Looking inside, with the side covers removed. The dual volume-control type variable resistor, at the left on the front wall, is partially concealed by the fixed condensers.

Fig. 3 shows curves typical of those obtained. In this case the constants of the Hetrofil circuit shown in Fig. 2 were used and the controls set to eliminate 200-, 500-, 1000- and 2000-cycle signals. The solid lines show the results with S2 set on the high side or with 0.05-μfd. C1 condensers in the circuit, while the dotted line is for the low setting of S2 with the 0.25-μfd. C2 condensers.

These curves were taken with commercial-tolerance resistors and condensers, and it should be pointed out again, do not represent the maximum results possible with more accurate components.
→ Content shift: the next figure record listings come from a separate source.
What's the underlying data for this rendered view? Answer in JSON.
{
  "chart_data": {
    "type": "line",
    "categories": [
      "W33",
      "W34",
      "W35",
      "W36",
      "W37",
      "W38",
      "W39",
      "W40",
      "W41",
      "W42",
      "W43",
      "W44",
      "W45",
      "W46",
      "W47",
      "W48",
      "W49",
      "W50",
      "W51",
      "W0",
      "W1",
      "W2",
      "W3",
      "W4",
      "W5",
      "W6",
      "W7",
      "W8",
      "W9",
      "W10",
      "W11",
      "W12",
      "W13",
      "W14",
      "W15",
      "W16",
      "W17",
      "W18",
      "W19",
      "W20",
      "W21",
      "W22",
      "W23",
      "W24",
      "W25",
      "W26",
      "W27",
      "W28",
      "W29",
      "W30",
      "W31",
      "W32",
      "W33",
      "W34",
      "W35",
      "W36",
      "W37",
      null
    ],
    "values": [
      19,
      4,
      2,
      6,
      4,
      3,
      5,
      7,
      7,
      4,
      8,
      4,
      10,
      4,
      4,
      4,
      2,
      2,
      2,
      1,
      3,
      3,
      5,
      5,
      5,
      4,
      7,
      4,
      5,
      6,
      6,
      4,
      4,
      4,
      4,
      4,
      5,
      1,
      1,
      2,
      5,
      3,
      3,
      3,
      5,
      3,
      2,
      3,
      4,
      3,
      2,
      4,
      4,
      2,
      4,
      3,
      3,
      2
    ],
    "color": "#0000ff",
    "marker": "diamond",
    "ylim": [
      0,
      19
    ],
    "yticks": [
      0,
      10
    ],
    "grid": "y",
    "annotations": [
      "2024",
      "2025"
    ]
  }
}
With the high setting the peak rejection is about 70 db and at 10 per cent off resonance about 40 db. It then tapers off to about 13 db at the low frequencies and 20 db at the high frequencies.

With the low setting the peak at the higher frequencies is not so pronounced and the high frequency attenuation somewhat greater. As previously mentioned, this causes some distortion of 'phone signals and accounts for the preference for the use of the high setting where it is permissible. When the low setting (C2) is used to reject a low frequency beat, say 200 cycles, the transmission curve is, as shown, practically flat as regards frequency distortion.

In using the Hetrofil on c.w. reception the frequency distortion is of no consequence and is only apparent as a "turning over" of the background noise level as the control is varied.

Naturally, many other uses of the Hetrofil circuit will suggest themselves. It is perfectly feasible to use the circuit with a receiver already equipped with a crystal filter and thus afford a means of eliminating more than one interfering heterodyne. Indeed, if the receiver has enough audio gain two or more Hetrofils can be used in series to reject two more beat notes. One might even construct a deluxe model with a stage of audio ahead of two Hetrofil circuits and the switching so arranged that as each Hetrofil is cut in the audio gain would be automatically advanced to keep a constant level. But then the extreme simplicity of the device, its major advantage, would be lost.

If applied to superregenerative receivers the audible interruption frequency can be taken out quite well where a separate tube is used as an interruption frequency oscillator and fairly pure tone is generated. Where a self-quenched detector is used and a hiss of considerable bandwidth is obtained, the Hetrofil will remove the major part of the hiss but not all.